Theater News

Las Vegas Spotlight: April 2005

Not So Impossible

Flamenco dancers in Havana Night Club -- The Show
(Photo © ShowMaxX 2004)
Flamenco dancers in Havana Night Club — The Show
(Photo © ShowMaxX 2004)

There isn’t much new on the Las Vegas Strip this month, but in the less glittery parts of town there is something for everyone. Musical and dramatic classics, and both new and lesser known plays are all on the Vegas stage in April.

Already underway and playing on until April 23 at the Summerlin Library and Performing Arts Center is the magical Rodgers and Hammerstein musical Cinderella. There have been no fewer than three TV versions of this charmer, starting with the 1957 original featuring Julie Andrews, but opportunities to see this R&H adaptation of the classic fairy tale onstage are rare, so now’s your chance. The tuneful score features songs such as “In My Own Little Corner,” “Ten Minutes Ago,” and “Do I Love You Because You’re Beautiful?” Kelly Fotheringham and Brandon Albright star as Cinderella and her Prince, and, in a bit of inspired non-traditional casting, Steve Huntsman and Keith Dotson play Cindy’s wicked stepsisters.

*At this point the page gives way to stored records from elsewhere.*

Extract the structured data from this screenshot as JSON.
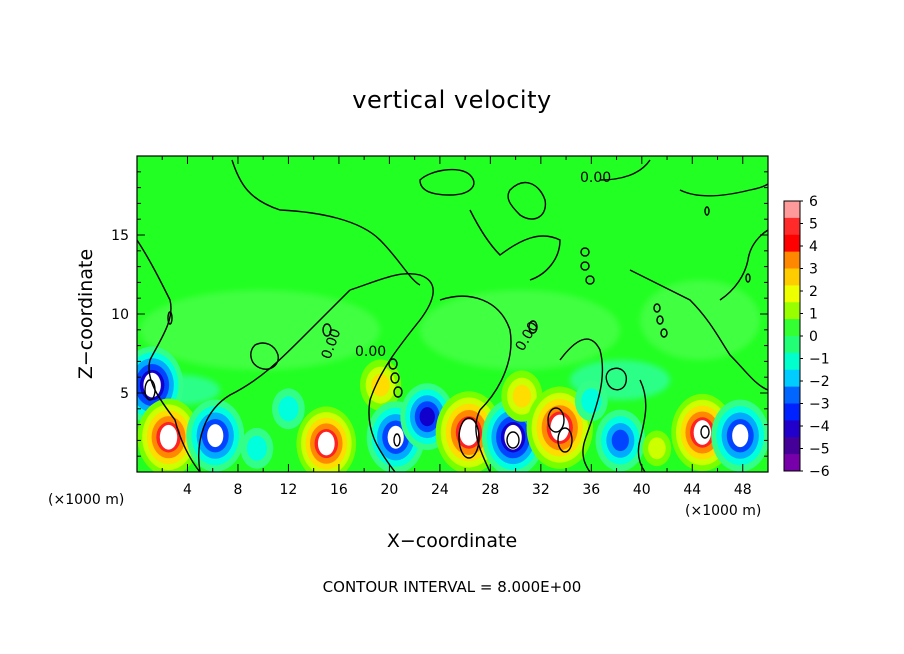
{
  "chart_data": {
    "type": "heatmap",
    "title": "vertical velocity",
    "xlabel": "X−coordinate",
    "ylabel": "Z−coordinate",
    "x_unit": "(×1000 m)",
    "xlim": [
      0,
      50
    ],
    "ylim": [
      0,
      20
    ],
    "x_ticks": [
      4,
      8,
      12,
      16,
      20,
      24,
      28,
      32,
      36,
      40,
      44,
      48
    ],
    "y_ticks": [
      5,
      10,
      15
    ],
    "colorbar_ticks": [
      "6",
      "5",
      "4",
      "3",
      "2",
      "1",
      "0",
      "−1",
      "−2",
      "−3",
      "−4",
      "−5",
      "−6"
    ],
    "colorbar_range": [
      -6,
      6
    ],
    "contour_label": "0.00",
    "contour_interval_text": "CONTOUR INTERVAL = 8.000E+00",
    "cells": [
      {
        "x": 1.2,
        "z": 5.5,
        "w": -5.5
      },
      {
        "x": 2.5,
        "z": 2.2,
        "w": 5.5
      },
      {
        "x": 6.2,
        "z": 2.3,
        "w": -5.0
      },
      {
        "x": 9.5,
        "z": 1.5,
        "w": -2.0
      },
      {
        "x": 15.0,
        "z": 1.8,
        "w": 5.2
      },
      {
        "x": 19.3,
        "z": 5.5,
        "w": 3.0
      },
      {
        "x": 20.5,
        "z": 2.2,
        "w": -5.0
      },
      {
        "x": 23.0,
        "z": 3.5,
        "w": -4.5
      },
      {
        "x": 26.3,
        "z": 2.5,
        "w": 6.0
      },
      {
        "x": 29.8,
        "z": 2.2,
        "w": -5.5
      },
      {
        "x": 30.5,
        "z": 4.8,
        "w": 3.0
      },
      {
        "x": 33.5,
        "z": 2.8,
        "w": 6.0
      },
      {
        "x": 38.3,
        "z": 2.0,
        "w": -4.0
      },
      {
        "x": 41.2,
        "z": 1.5,
        "w": 1.5
      },
      {
        "x": 44.8,
        "z": 2.5,
        "w": 5.5
      },
      {
        "x": 47.8,
        "z": 2.3,
        "w": -5.0
      },
      {
        "x": 12.0,
        "z": 4.0,
        "w": -2.0
      },
      {
        "x": 36.0,
        "z": 4.5,
        "w": -2.0
      }
    ]
  }
}
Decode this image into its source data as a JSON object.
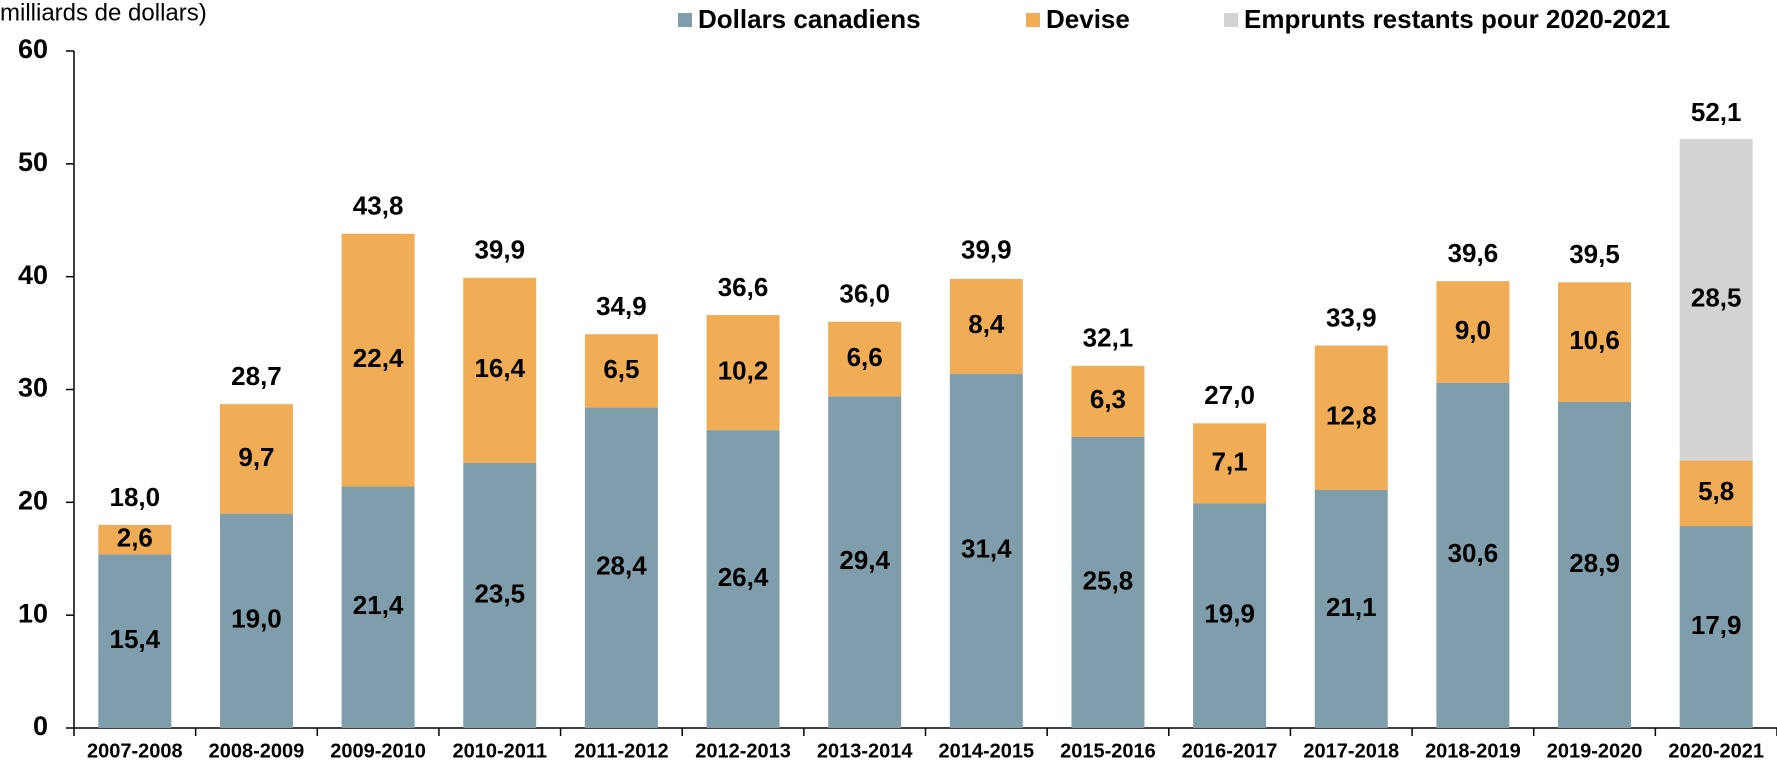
{
  "chart_data": {
    "type": "bar",
    "stacked": true,
    "y_label": "milliards de dollars)",
    "categories": [
      "2007-2008",
      "2008-2009",
      "2009-2010",
      "2010-2011",
      "2011-2012",
      "2012-2013",
      "2013-2014",
      "2014-2015",
      "2015-2016",
      "2016-2017",
      "2017-2018",
      "2018-2019",
      "2019-2020",
      "2020-2021"
    ],
    "series": [
      {
        "name": "Dollars canadiens",
        "color": "#7f9dab",
        "label_color": "#ffffff",
        "values": [
          15.4,
          19.0,
          21.4,
          23.5,
          28.4,
          26.4,
          29.4,
          31.4,
          25.8,
          19.9,
          21.1,
          30.6,
          28.9,
          17.9
        ],
        "value_labels": [
          "15,4",
          "19,0",
          "21,4",
          "23,5",
          "28,4",
          "26,4",
          "29,4",
          "31,4",
          "25,8",
          "19,9",
          "21,1",
          "30,6",
          "28,9",
          "17,9"
        ]
      },
      {
        "name": "Devise",
        "color": "#f0ad55",
        "label_color": "#000000",
        "values": [
          2.6,
          9.7,
          22.4,
          16.4,
          6.5,
          10.2,
          6.6,
          8.4,
          6.3,
          7.1,
          12.8,
          9.0,
          10.6,
          5.8
        ],
        "value_labels": [
          "2,6",
          "9,7",
          "22,4",
          "16,4",
          "6,5",
          "10,2",
          "6,6",
          "8,4",
          "6,3",
          "7,1",
          "12,8",
          "9,0",
          "10,6",
          "5,8"
        ]
      },
      {
        "name": "Emprunts restants pour 2020-2021",
        "color": "#d3d3d3",
        "label_color": "#000000",
        "values": [
          null,
          null,
          null,
          null,
          null,
          null,
          null,
          null,
          null,
          null,
          null,
          null,
          null,
          28.5
        ],
        "value_labels": [
          null,
          null,
          null,
          null,
          null,
          null,
          null,
          null,
          null,
          null,
          null,
          null,
          null,
          "28,5"
        ]
      }
    ],
    "totals": [
      18.0,
      28.7,
      43.8,
      39.9,
      34.9,
      36.6,
      36.0,
      39.9,
      32.1,
      27.0,
      33.9,
      39.6,
      39.5,
      52.1
    ],
    "total_labels": [
      "18,0",
      "28,7",
      "43,8",
      "39,9",
      "34,9",
      "36,6",
      "36,0",
      "39,9",
      "32,1",
      "27,0",
      "33,9",
      "39,6",
      "39,5",
      "52,1"
    ],
    "ylim": [
      0,
      60
    ],
    "yticks": [
      0,
      10,
      20,
      30,
      40,
      50,
      60
    ],
    "grid": false
  }
}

The Las Vegas Little Theatre continues offering entertainment for the sleepless with their Insomniac Project, through April 10. The Project offers a pair of one-act dramas on the theme of “he said/she said”: Hopscotch, by veteran playwright Israel Horovitz (best known for his Off-Off-Broadway sleeper hit Line, which has been running for over 30 years), is a two-hander about a couple reunited after years apart, and Trip’s Cinch is a play by Phyllis Nagy which examines the question of guilt in an alleged rape.

J.P. Miller’s Days of Wine and Roses will be presented by the Community College of Southern Nevada Performing Arts Department at the Horn Theatre on the Cheyenne Campus. This story of a young couple and their love for both each other and for the bottle is probably best known from the 1962 film starring Jack Lemmon and Lee Remick. The CCSN production, directed by Walter Niejadlik, will play from April 14-24.

On April 28, the Las Vegas Academy will be bringing a great and uncompromising literary work to the stage with its production of Native Son, adapted by Paul Green and Richard Wright from Wright’s seminal novel about a young black man in 1930s Chicago who finds himself in a downward spiral after murdering a woman in a moment of panic.

After all that, the Asylum Theatre will bring some much-needed comic relief with the Nevada Premiere of Wait!, by Salt Lake City playwright Julie Jensen. This wacky comedy about a truck driver who discovers that the theater is her true calling begins performances on April 29.

If you’re still hankering for a little of the famous Vegas glitz, you now have another chance to see Havana Night Club — The Show, which was to end its run at the Stardust Hotel & Casino on April 11, but has now been extended through September 5. Featuring a slew of superb Latin singers, musicians, and dancers, this show brings a little bit of Cuba to the Stardust. Finally, Rent, the groundbreaking musical about a group of bohemian artists living in New York City at the end of the millennium, takes up residence at the Aladdin Hotel & Casino from April 23-28.